The intent is still important. While from a legal point of view a terrorist cell cannot be registered as a non-profit, it typically spends whatever funds it can secure to further its political goals, not on increasing the wealth of its owners or participants. A typical criminal band though is a for-profit entity.

SimianSci

Given the amount of hosting and storage needed to sustain this project. Nobody is getting rich off of donations. Not to mention the lifestyle tradeoffs that innevitably come with international fugitive status do not lend themselves to a very comfortable life.

The usage of crypto is entirely one of necessity, as controling information and knowledge is something powerful people have clear stakes in. Many countries weild their financial systems to hold or acquire power. Information and Knowledge is one form of such power.

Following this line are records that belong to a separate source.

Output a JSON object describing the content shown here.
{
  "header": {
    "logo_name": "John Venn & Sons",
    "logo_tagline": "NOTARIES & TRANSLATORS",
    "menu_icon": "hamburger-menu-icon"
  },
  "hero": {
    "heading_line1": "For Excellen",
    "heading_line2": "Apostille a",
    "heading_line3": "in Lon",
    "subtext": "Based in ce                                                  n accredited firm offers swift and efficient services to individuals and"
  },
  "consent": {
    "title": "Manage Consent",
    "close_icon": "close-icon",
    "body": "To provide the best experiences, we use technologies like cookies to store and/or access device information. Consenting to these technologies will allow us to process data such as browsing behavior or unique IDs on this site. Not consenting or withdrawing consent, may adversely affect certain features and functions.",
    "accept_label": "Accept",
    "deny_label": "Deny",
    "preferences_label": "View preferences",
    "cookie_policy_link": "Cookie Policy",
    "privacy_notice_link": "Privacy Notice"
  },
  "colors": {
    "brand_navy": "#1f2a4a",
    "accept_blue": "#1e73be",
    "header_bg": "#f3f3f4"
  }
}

Everything points to the Anna's Archive team being passionate ideologues as opposed to some criminal enterprise focused on profit motives.

cakealert

> Not to mention the lifestyle tradeoffs that innevitably come with international fugitive status do not lend themselves to a very comfortable life.

Anonymous international fugitive?

> Nobody is getting rich off of donations.

How can anyone aside from the beneficiary know that?

The extent to which the controller can get rich off this enterprise depends entirely on the unknown quantity of donated funds (and deals with AI companies) and his skill at laundering crypto (which darknet marketplace controllers doing far more illegal stuff can do).

iLoveOncall

> Given the amount of hosting and storage needed to sustain this project. Nobody is getting rich off of donations.

They're getting donations as much as megaupload was getting donations for premium accounts...

People pay for higher bandwidth and no wait time, not to support the "cause". It's a farce to qualify this of donations.

And obviously people do get rich off of it, as you can see from the slew of file hosting services.

southernplaces7

illegal doesn't at all have to mean immoral or particularly wrong either. Laws are complex constructions, often created for decidedly hypocritical reasons of benefitting some at the expense of others.

Thus, Who gives a shit if they're taking money from those who voluntarily subscribe. They still offer an absolutely incredible free service to who knows how many people who otherwise wouldn't be able to afford so much access to so much free information.

Given the behavior of the pro-copyright business interests and legal bodies of the world, and the outright hypocrisy of openly creating one set of rules on content piracy for certain corporations while applying another, harsher rule system for those who aren't so nicely connected, smug moralizing about something like Annas Archive has little grounding.

And aside from picking random crap out of your ass for smearing arbitrarily, what shred of evidence do you have of anyone there laundering crypto, and how?

cakealert

> what shred of evidence do you have of anyone there laundering crypto, and how

The controller's freedom. If they didn't launder it they wouldn't be free.

> They still offer an absolutely incredible free service

Actually their free downloads aren't particularly good when compared to some of the other online services that 'leech' from them.

And their torrent strategy could be altruistic but it could also be self interested. By spreading storage costs around and attracting more contributions. And providing insurance to hardrive seizures.

What mainly interests me is how much money they are actually making, I suspect it's very profitable.